L’histoire de Mushkil Gusha

  L’histoire de Mushkil Gusha

Il était une fois à moins de mille kilomètres d’ici un pauvre bûcheron âgé qui était veuf et vivait avec sa petite fille. Il allait tous les jours dans les montagnes pour couper du bois de chauffage qu’il ramenait à la maison et qu’il mettait en fagots. Puis il prenait son petit-déjeuner et partait à pied pour la ville la plus proche où il vendait son bois et se reposait un peu avant de retourner chez lui.
Un jour, quand il rentra très tard à la maison, la fillette lui dit : « Père, j’aimerais quelquefois que nous puissions avoir une meilleure nourriture et plus de choses différentes à manger. »
« Très bien, mon enfant », dit le vieil homme, « demain je me lèverai plus tôt que d’habitude. J’irai plus loin dans les montagnes, là où il y a plus de bois, et j’en ramènerai une quantité beaucoup plus grande. Je rentrerai plus tôt à la maison et je pourrai mettre plus tôt le bois en fagots et j’irai en ville pour le vendre afin que nous ayons plus d’argent et je te ramènerai toutes sortes de nourritures délicieuses à manger. » Le lendemain le bûcheron se leva avant l’aube et partit dans les montagnes. Il travailla très dur à couper du bois et à le sectionner et en fit un grand paquet qu’il porta sur son dos jusqu’à sa petite maison.

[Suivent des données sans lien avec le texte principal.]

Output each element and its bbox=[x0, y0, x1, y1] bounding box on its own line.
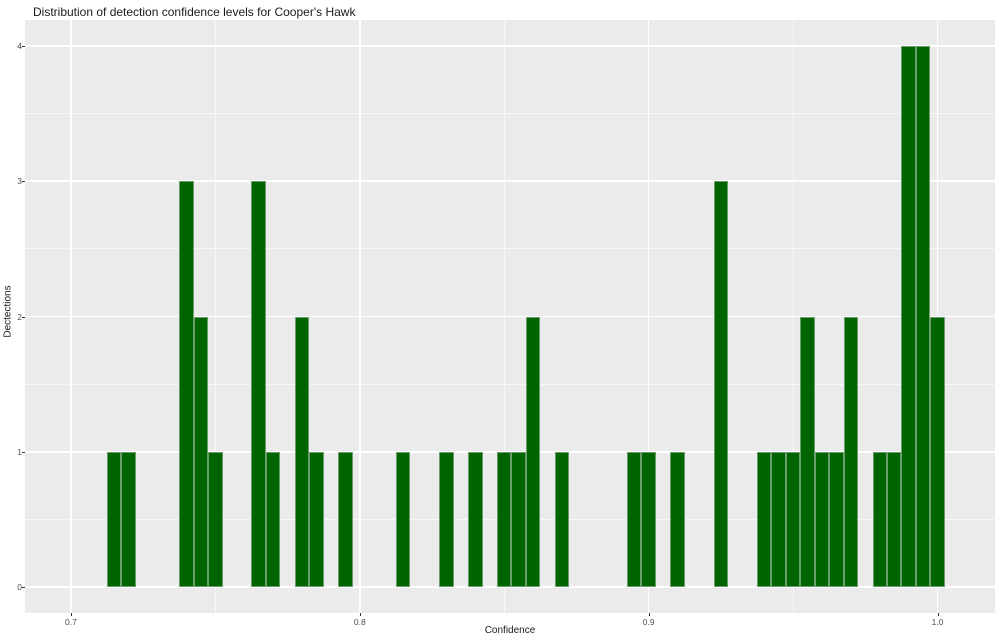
histogram-bar bbox=[309, 451, 324, 587]
y-major-gridline bbox=[25, 45, 995, 47]
x-major-gridline bbox=[359, 20, 361, 613]
y-minor-gridline bbox=[25, 113, 995, 115]
x-major-gridline bbox=[70, 20, 72, 613]
histogram-bar bbox=[670, 451, 685, 587]
histogram-bar bbox=[338, 451, 353, 587]
histogram-bar bbox=[756, 451, 772, 587]
histogram-bar bbox=[930, 316, 945, 588]
y-tick-label: 4 bbox=[17, 40, 22, 51]
y-tick-mark bbox=[22, 181, 25, 183]
histogram-bar bbox=[294, 316, 310, 588]
histogram-bar bbox=[121, 451, 136, 587]
x-tick-mark bbox=[648, 613, 650, 616]
x-major-gridline bbox=[647, 20, 650, 613]
histogram-bar bbox=[843, 316, 859, 588]
x-tick-mark bbox=[359, 613, 361, 616]
histogram-bar bbox=[829, 451, 844, 587]
y-tick-label: 3 bbox=[17, 176, 22, 187]
histogram-bar bbox=[265, 451, 281, 587]
histogram-bar bbox=[872, 451, 887, 587]
histogram-bar bbox=[395, 451, 411, 587]
histogram-bar bbox=[814, 451, 830, 587]
histogram-bar bbox=[713, 181, 729, 588]
y-tick-mark bbox=[22, 316, 25, 318]
histogram-bar bbox=[915, 45, 931, 588]
y-tick-label: 2 bbox=[17, 311, 22, 322]
histogram-bar bbox=[179, 181, 194, 588]
histogram-bar bbox=[554, 451, 570, 587]
y-minor-gridline bbox=[25, 248, 995, 250]
y-tick-mark bbox=[22, 45, 25, 47]
y-major-gridline bbox=[25, 586, 995, 588]
y-tick-label: 0 bbox=[17, 582, 22, 593]
histogram-bar bbox=[800, 316, 815, 588]
histogram-bar bbox=[439, 451, 454, 587]
histogram-bar bbox=[497, 451, 512, 587]
x-tick-mark bbox=[70, 613, 72, 616]
plot-panel bbox=[25, 20, 995, 613]
histogram-bar bbox=[901, 45, 916, 588]
y-tick-mark bbox=[22, 587, 25, 589]
y-tick-mark bbox=[22, 451, 25, 453]
histogram-bar bbox=[251, 181, 266, 588]
chart-title: Distribution of detection confidence lev… bbox=[33, 5, 356, 19]
histogram-bar bbox=[626, 451, 642, 587]
histogram-bar bbox=[107, 451, 122, 587]
histogram-bar bbox=[641, 451, 656, 587]
x-tick-label: 1.0 bbox=[931, 617, 944, 627]
histogram-bar bbox=[886, 451, 902, 587]
histogram-bar bbox=[208, 451, 223, 587]
histogram-bar bbox=[525, 316, 541, 588]
x-tick-label: 0.9 bbox=[642, 617, 655, 627]
y-tick-label: 1 bbox=[17, 446, 22, 457]
histogram-bar bbox=[771, 451, 786, 587]
x-tick-label: 0.8 bbox=[353, 617, 366, 627]
histogram-bar bbox=[511, 451, 526, 587]
histogram-bar bbox=[785, 451, 801, 587]
x-tick-mark bbox=[937, 613, 939, 616]
histogram-bar bbox=[193, 316, 209, 588]
x-tick-label: 0.7 bbox=[65, 617, 77, 627]
y-minor-gridline bbox=[25, 383, 995, 385]
histogram-bar bbox=[468, 451, 483, 587]
y-major-gridline bbox=[25, 315, 995, 318]
x-axis-label: Confidence bbox=[484, 625, 536, 636]
y-major-gridline bbox=[25, 180, 995, 182]
y-axis-label: Dectections bbox=[2, 285, 14, 338]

Quand il arriva chez lui, il était encore très tôt. Il déposa sa charge de bois et frappa à la porte, disant « Ma fille, ma fille, ouvre la porte, car j’ai faim et soif et j’ai besoin d’un repas avant de partir au marché. »
Mais la porte était fermée à clé. Le bûcheron était si fatigué qu’il s’étendit au sol et s’endormit rapidement à côté de son fagot de bois. La petite fille, ayant tout oublié de leur conversation de la nuit précédente, était profondément endormie dans son lit. Quand il se réveilla quelques heures plus-tard, le soleil était haut dans le ciel. Le bûcheron frappa de nouveau à la porte et dit: « Ma fille, ma fille, viens vite, je dois avoir un peu de nourriture et aller au marché pour vendre le bois, car il est déjà beaucoup plus-tard que l’heure où je partais d’habitude. »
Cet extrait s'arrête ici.